Der ukrainische Analyst Andrew Perpetua sieht die Lage entspannt. Seiner Meinung nach hat Kiew genügend Ressourcen, um das Jahr 2025 weitgehend ohne US-Hilfen zu überstehen. Der Militärexperte Thomas Theiner ist skeptischer: Sollte Trump sämtliche Lieferungen stoppen und die Sanktionen gegen Russland lockern, hätte die Ukraine maximal noch zwölf bis 18 Monate Durchhaltevermögen.

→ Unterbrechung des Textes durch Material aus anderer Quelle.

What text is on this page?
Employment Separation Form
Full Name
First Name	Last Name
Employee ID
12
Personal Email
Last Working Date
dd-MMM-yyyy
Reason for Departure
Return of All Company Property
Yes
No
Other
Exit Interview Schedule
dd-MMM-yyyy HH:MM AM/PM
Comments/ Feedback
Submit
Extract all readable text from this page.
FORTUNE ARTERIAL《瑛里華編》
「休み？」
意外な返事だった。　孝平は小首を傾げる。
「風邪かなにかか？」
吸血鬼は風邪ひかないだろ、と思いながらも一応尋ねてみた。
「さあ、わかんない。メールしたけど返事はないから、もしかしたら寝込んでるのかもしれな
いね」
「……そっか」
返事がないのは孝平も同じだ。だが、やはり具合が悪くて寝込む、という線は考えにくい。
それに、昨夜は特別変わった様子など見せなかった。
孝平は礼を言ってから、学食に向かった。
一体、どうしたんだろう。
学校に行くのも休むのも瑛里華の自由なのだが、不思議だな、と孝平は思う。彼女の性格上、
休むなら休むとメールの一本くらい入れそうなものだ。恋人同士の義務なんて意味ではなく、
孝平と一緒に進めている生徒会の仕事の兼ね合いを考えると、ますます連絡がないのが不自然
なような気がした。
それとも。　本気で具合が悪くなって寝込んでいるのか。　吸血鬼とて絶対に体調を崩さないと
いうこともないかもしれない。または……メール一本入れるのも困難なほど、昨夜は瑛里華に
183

Allerdings ist es für Trump gar nicht so einfach, die Russland-Sanktionen im Alleingang aufzuheben. Alexandra Prokopenko vom Carnegie Russia Eurasia Center betont:
„Trump kann sie nicht im Alleingang beenden.“
Zudem bleibt fraglich, ob der US-Kongress – selbst unter republikanischer Mehrheit – eine komplette Abkehr von der Ukraine-Politik durchwinken würde.
Wird die Ukraine zum Spielball geopolitischer Interessen?
Die nächsten Monate werden entscheidend sein. Während Trump Kiew unter Druck setzt, wächst in Europa die Einsicht, dass man sich nicht länger auf Washington verlassen kann. Sollte Selenskyj standhaft bleiben und sich die EU tatsächlich neu aufstellen, könnte das Trumps Plan ins Wanken bringen.
Doch falls sich Europa spaltet oder die Ukraine wirtschaftlich und militärisch zu stark geschwächt wird, könnte Trump am Ende doch die Bedingungen diktieren – und damit Russland die Tür zu einem Friedensabkommen öffnen, das vor allem Moskau nutzt.